Monday, June 11, 2012

gidelim burdan lala. isviçrelilililililililerle olmasın ama.

(bir yaziyi 3 defa yazmaya kalkisip da basina bir isler gelip durmasi...)




bazi seyler var, kücükler ama hayatimin kiymetlisiler, o kadar kücükler ki muhtemelen cok az kisi onlara böyle deger veriyordur. Bu yüzden muhtemelen, kiymetlim onlar benim, adlandirmazsam belirtmezsem kimse farkina varmayacak sanki..
Mesela son kiymetlilerimden biri de kalbin böcüü. Bitmesin diye öyle sindire sindire okuyorum ki,öpücük baligin gelmeyeyim diye.. Isin komik kismi cogu zaten bildik yazilar,ama yine de ilkmis gibi okuyorum seviniyorum, gülüyorum, hüzünleniyorum, fabrigada agladim bile..


diyorum ya ara ara, ortak zevklere sahip oldugum birileri pek yok burada. hadi tamam muzik konusunda var biraz ama edebiyat ya da sinema kayip.. Dolayisiyla bu konular uzerine okumayi sevsem de konusmaya konusmaya konusmayi (ve belki yazmayi?3ayni kelime??) unutmus gibiyim.. 


Oysa ne kadar isterdim atilla atalayin hikayelerinin de etrafimdakilerce okunmasini, küüden kürk mantolu madonnayi cikarmak misali etki yaratmasini, ironinin arkasindaki hüznün bilinmesini, deliler denizi demenin anlamli olmasini, bagaj ya da dolaplarin sadece esya saklamak icin kullanilmayabileceginin kavranmasini..
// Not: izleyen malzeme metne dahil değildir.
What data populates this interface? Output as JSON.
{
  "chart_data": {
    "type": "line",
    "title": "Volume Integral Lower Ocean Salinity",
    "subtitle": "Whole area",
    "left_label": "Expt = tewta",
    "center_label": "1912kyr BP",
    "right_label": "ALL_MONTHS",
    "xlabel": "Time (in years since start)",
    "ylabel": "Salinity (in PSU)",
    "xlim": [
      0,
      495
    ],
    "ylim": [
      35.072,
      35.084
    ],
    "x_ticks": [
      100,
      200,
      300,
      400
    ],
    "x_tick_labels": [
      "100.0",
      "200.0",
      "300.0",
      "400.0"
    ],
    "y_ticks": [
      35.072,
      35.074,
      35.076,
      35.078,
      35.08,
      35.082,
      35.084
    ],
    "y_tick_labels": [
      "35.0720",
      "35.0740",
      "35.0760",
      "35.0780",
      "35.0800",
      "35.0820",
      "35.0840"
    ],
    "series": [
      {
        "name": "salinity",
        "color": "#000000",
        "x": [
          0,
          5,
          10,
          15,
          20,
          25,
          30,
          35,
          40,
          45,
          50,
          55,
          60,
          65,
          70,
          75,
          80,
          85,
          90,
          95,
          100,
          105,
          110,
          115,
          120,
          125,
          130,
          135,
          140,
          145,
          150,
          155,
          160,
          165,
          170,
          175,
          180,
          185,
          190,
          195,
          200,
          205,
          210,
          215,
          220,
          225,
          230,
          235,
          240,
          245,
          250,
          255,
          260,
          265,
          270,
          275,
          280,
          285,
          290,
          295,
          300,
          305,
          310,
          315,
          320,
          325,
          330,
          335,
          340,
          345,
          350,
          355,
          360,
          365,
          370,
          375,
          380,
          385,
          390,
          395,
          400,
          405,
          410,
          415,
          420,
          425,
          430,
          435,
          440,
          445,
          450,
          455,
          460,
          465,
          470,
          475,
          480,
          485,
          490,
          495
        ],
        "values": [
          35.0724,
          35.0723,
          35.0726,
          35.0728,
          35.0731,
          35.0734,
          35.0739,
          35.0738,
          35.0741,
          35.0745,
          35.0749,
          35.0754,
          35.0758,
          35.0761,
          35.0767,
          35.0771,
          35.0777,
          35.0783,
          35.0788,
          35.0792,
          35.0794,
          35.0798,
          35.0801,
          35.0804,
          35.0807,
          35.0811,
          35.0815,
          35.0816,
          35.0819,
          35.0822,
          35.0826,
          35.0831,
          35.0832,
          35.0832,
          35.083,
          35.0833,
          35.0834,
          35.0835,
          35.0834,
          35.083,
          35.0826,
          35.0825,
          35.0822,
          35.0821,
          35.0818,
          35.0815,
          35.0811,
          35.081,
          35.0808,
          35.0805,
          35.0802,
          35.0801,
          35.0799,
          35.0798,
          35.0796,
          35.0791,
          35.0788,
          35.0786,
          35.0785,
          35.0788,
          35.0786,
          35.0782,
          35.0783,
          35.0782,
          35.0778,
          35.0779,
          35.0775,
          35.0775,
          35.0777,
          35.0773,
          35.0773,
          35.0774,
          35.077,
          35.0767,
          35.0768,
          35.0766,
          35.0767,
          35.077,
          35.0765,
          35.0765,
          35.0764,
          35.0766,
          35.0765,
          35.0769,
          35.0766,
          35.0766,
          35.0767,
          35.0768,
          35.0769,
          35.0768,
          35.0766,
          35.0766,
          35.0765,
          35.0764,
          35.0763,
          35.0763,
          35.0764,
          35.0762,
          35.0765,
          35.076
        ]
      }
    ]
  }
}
Turkce konusanlarla basaramasam da lab.daki isvicreliye ufaktan asilamaya basladim mi ne? Yok, atilla atalay degil. Benim basarim da sayamam zaten bunu,müzigin evrenselligi mi demeli?.. Lab.daki isviceli önceki gun gayet turkce olan büyük ev ablukada sarkilarina eslik ediyordu, iyi mi.. Ilk dinleyisiydi ustelik. Demirhan baylanin ritmini sevmisti oncesinde de.. Lab ortami olunca ben de cocugu kobay yerine mi koydum ne... 




Diyip baska deryalara yelken aciyorum heman. Simdi avrupa toplumu malum ölene kadar cocuguna bakma hevesinde degil (sonrasinda da cocuk ayni seyi anasina babasina yapiyor ki bu baska yazinin konusu). Dolayisiyla ogrenciler genelde calisiyor egitimlerinin yani ya da arasinda. Isvicrede de bu boyle,hatta sanki daha ekstrem, ailemle paylastigim evde odam icin kira vermek zorunda degilim diye ovünen tanidigim universite ogrenciler var.( ne kadar sasirmistim ilk baslarda...) baba parasi yiyen de var o ayri, belirteyim bunu ailesinden gecimini saglayan degil demek istedigim para harcamanin limitlerini zorlayanlari kastediyorum..


Neyse, bu calisan ogrenciler.... Universite egitimi zor burada, bizdeki gibi son geceyi gectim son hafta veya son ay calismayla zar zor kurtariliyor dersler,hatta kurtarilamiyor. Ama bu zorlugun yaninda da calismak zorunda olan buyuk bir  kesim var. Iste okulda calisiyorlar (bizdeki ogrencilerden daha fazlasi okulda calısiyor, ve insan gibi para aliyorlar, bizde oldugu gibi sadaka mi maas mi gibi degil), restoran-cafelerde, ofislerde, sirketlerde... Bir iki ay onceki universite dergisinde gecmişti konusu (bastaki nota burada geliyorum. yazip yazip durdum burdan sonrasini, sinir oldum kaydetmemis hic,oysaki ozene bozene detayla rakamla yazmistim. tamam tamam, donuyorum konuya). Ordaki makalelerden biri ogrenci islerinden biri uzerineydi.. Makaleye gore isvicre ve almanyada ogrencilerin ucte biri para karsılıgı seks veya eskortluk yapiyormus. Yuh dedim, bu islerin ozellikle sosyal bilimler okuyan ogrenciler arasinda yaygin oldugunu biliyordum, hatta gazelerde ozel kosesi var bu tipte eleman(?) arayanlarin, ama 1/3!... cok yuksek bir rakam! ben degil, sen de degilse o yakinliginda.. Mesela o makalede roportajlardan biri eth zurich makina bolumunde okuyan bir erkekle yapilmisti. Cocuk diyor ki, bolum cok agir (gercekten zor), derslerden calismaya vaktim kalmadigi icin kisa surede yuksek miktarda para kazanabildigim icin basladim bu ise. ilk basta sadece kadinlarla beraber oluyormus, sonra bir adamdan teklif gelmis, bir tereddut etmis ama teklif ettigi para cok yuksek olunca, adamin tipi de normal olunca artık resimlerden tipini begendigi herkesle calismaya baslamis. Okul bittikten sonra kesinlikle bu isi yapmak niyetinde degilmis. 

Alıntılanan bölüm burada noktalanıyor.